Environment, Health & Safety Systems
Flint has established guidelines and management systems to ensure compliance with environmental laws, rules and regulations. Flint has designated a compliance officer, the Corporate Manager, Occupational Health, Safety and Environment, whose responsibility is to monitor regulatory requirements and the impact on Flint and to implement appropriate compliance procedures. Management believes that operations are in substantial compliance with all material federal, provincial, state and local laws and regulations as they relate to the environment.
Whistleblower Policy
Toll free Hotline: 1-877-266-2579 or www.globalcci.com
(User ID: Flint) (Password: F2flint)
Flint has established an anonymous toll free Whistleblower Hotline as well as an independent email contact to receive and convey anonymous emails directly to the Audit Committee for anyone with concerns or complaints about accounting, internal control or auditing matters. The Whistleblower Hotline and email site are managed by an outside third party, Global Corporate Compliance and can be accessed through the link on Flint’s intranet “Our Flint Energy” or, from anywhere, over the Internet. The username to access this service is Flint and the password is F2flint.

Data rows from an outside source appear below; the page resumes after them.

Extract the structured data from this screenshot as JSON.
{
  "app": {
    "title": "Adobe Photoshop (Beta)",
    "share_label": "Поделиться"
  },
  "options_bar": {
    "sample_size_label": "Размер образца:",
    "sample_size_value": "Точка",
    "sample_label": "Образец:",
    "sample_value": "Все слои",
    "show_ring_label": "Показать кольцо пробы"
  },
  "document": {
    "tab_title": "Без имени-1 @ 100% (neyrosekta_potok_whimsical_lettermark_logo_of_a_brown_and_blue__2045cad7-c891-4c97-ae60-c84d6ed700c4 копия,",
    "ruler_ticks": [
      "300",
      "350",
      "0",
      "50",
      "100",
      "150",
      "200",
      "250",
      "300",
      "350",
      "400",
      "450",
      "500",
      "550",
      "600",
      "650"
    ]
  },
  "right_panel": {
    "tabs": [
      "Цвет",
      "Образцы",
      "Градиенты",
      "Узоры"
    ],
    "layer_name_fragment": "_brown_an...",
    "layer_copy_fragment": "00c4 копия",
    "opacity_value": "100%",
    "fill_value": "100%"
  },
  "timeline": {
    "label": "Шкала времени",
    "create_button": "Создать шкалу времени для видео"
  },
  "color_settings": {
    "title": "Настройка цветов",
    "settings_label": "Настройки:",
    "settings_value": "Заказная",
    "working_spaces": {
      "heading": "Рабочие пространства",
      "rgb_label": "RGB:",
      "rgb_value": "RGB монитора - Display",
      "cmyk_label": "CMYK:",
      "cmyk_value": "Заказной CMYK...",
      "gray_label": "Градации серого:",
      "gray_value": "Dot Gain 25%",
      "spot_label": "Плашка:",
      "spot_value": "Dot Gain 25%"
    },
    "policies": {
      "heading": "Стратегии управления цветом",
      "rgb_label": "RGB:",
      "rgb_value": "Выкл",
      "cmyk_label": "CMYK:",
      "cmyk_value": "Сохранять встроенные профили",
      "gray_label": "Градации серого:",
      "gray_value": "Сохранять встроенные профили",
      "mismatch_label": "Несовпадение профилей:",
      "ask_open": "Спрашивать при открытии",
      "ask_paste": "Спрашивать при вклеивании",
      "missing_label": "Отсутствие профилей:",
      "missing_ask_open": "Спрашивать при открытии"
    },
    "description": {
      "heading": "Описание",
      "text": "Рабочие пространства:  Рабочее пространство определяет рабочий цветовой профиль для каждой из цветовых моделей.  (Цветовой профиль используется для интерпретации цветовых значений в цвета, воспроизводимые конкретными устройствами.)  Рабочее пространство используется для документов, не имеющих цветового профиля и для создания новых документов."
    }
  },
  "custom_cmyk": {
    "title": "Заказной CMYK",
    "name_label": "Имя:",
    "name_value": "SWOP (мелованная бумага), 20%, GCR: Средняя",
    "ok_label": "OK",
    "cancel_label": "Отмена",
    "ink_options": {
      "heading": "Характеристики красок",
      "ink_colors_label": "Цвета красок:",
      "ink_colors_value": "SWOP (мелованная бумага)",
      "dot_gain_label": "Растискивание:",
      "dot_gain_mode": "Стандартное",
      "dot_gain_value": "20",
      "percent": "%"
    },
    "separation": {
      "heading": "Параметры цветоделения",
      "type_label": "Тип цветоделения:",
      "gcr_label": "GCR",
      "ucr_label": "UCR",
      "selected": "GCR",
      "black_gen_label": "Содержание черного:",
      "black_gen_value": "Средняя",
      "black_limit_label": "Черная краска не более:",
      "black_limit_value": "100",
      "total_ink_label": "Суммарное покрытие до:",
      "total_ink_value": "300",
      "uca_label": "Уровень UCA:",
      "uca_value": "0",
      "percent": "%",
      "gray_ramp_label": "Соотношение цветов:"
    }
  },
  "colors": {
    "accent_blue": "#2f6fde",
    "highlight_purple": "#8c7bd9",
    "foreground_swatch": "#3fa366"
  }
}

A hardcopy of this Whistleblower Policy is posted at each Flint location for all Flint employees who don’t have computer or internet access. Flint employees are encouraged to discuss any suspected violations of its values, safety, quality and environmental policies or governmental laws or regulations with their supervisors, the Corporate Secretary, Paul M. Boechler - CFO, Human Resources personnel or directly with the President and CEO - Bill Lingard.
Disclosure Policy
Flint has established a Disclosure Policy to set out the policies and procedures that govern Flint’s continuous disclosure and communications with the investing public. The Disclosure Policy confirms in writing Flint’s disclosure policies and practices as approved by Flint’s Board of Directors. Its goal is to raise awareness of Flint’s approach to disclosure among the Board of Directors, senior management and employees in order to promote consistent disclosure practices aimed at informative, timely and broadly disseminated disclosure of material information to the market.